Schools have reopened for younger students, the Auckland boundary is set to reopen mid-December for a month, and a Covid-19 vaccine pass has come into play.
Here's a wrap of today's events.
The whole country will move to the traffic light system soon after 29 November, with Auckland and regions with lower vaccination rates going into the highest setting - 'red'. Everywhere else will move to 'orange' at the same time.
Auckland's border will reopen on 15 December for fully-vaccinated travellers or those who test negative for Covid-19 within 72 hours of departure.
The new rules will apply until 17 January.
Police will be making spot-checks and fining rule-breakers $1000.
Proof of vaccination or testing will also be required on Interislander ferries and on flights.
But experts say it is "inevitable" Covid-19 cases will crop up around the country once Auckland's border opens, and the greatest impact will be on communities with the least resources.
My Vaccine Pass
From today, anyone who is fully vaccinated against Covid-19 will be able to request a vaccination pass, dubbed My Vaccine Pass.
Once New Zealand enters the new traffic light system, the pass will be required to enter hospitality venues, and access community, sport and faith-based gatherings.
Dr Andrew Chen, a Research Fellow with Koi Tu: The Centre for Informed Futures at the University of Auckland explained to Nine to Noon the Ministry of Health decided that a vaccine pass would suffice for domestic use, and the vaccine certificate could be used overseas. Both can be obtained from the ministry.
He said the pass would expire every six months.
Thousands of young children in Auckland returned to school today, for the first time in three months.
Pupils in Years 1 to 10 have been welcomed back.
Schools opening in alert level 3 must keep children in separate, stable groups that do not mingle and use physical distancing where they can, and children in Year 4 and above must wear masks.
It is up to each school to decide - within these guidelines - the best way to keep children and staff safe.
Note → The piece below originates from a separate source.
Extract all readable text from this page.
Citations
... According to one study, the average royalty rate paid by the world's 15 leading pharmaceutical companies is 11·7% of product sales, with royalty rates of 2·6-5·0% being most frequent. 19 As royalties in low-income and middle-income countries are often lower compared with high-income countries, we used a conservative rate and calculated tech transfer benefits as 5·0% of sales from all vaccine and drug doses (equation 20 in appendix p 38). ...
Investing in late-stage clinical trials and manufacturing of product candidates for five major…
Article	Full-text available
It means many schools will have to roster students home on some days or split them into morning and afternoon groups.
School breakfast and lunch programmes have also resumed, which is a welcome relief for parents who have stretched their budgets to put food on the table over lockdown.
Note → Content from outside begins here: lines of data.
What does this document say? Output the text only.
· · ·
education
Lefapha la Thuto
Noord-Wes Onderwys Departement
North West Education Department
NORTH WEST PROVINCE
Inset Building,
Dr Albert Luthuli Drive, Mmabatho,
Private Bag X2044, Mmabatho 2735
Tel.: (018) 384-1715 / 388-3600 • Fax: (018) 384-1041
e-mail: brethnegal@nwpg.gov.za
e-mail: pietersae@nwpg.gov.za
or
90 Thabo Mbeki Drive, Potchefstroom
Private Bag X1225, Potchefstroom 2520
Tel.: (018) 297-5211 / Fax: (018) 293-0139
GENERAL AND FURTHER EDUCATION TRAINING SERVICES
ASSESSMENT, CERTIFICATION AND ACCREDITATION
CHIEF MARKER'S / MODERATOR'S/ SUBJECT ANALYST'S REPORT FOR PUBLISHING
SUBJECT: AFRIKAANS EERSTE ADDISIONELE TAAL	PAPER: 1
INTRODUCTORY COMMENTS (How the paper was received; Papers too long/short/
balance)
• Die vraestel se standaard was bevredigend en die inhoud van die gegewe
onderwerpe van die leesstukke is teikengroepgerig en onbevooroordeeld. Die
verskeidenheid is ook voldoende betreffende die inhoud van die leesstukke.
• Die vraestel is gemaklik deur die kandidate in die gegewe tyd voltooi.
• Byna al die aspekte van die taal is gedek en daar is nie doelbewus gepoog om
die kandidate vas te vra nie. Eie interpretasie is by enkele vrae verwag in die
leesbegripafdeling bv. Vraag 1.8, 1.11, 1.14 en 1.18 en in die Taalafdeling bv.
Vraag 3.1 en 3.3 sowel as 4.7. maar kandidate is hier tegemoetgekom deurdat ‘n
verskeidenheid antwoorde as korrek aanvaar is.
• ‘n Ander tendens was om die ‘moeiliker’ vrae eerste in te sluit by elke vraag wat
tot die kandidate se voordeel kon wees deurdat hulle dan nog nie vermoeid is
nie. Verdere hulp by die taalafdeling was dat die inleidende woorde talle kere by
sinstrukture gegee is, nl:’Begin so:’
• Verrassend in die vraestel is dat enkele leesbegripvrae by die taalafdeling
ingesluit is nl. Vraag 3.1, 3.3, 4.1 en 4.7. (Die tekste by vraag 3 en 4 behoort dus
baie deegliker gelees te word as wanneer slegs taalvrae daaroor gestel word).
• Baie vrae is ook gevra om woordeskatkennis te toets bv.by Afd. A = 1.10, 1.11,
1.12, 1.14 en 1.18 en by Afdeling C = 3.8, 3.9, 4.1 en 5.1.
Meanwhile, the Early Childhood Council is still waiting to gauge the impact of the vaccine mandate on members as children head back to centres this week.
In a survey carried out on Monday, 31 percent of members who responded expected to lose one or two teachers and another 10 percent said they would lose between three and five.
Māori Party opposes vaccine mandates
The Māori Party is calling to resource Māori to lead their own Covid-19 response, establish an independent statutory Māori Pandemic Response Group and abolish government mandates.
Today Te Pāti Māori co-leaders Rawiri Waititi and Debbie Ngarewa-Packer launched their Covid-19 Pandemic Response Policy.
Waititi said the party was fundamentally opposed to mandates because they were a direct attack on constitutional rights under Te Tiriti o Waitangi.
Ngarewa-Packer said the government failed to provide equity for Māori in accessing information, resources and vaccinations. She said it had actively blocked efforts to protect our communities.
There are 194 new community cases of Covid-19 today: 180 in Auckland, five in Waikato, three in Northland, six in Taupō and one in Tūrangi.
One of the Taupō cases will be included in tomorrow's case numbers.
There has also been a case detected in Christchurch, which will be added to tomorrow's numbers.
Further tests on wastewater samples collected in Tauranga and Mount Maunganui on 15 November have detected more traces of the coronavirus, after positive detections from samples collected on 10 and 11 November.
There are 88 people in hospital, including seven in ICU - 47 of those are either unvaccinated or not eligible.
A man in his 60s has become the third person in a week to die in hospital with Covid-19, while four other deaths in isolation over the past fortnight are still being investigated.
The Health Ministry said the man tested positive after being admitted to North Shore Hospital with Covid-19 symptoms two weeks ago. He died yesterday.
This follows another death of a person in their late 70s at Auckland City Hospital reported yesterday, and that of a woman in her 90s on Saturday in North Shore Hospital.
Three other men with Covid-19 aged between 60 and 70 have died in the last two weeks, one in a managed isolation facility and three isolating at home in Auckland.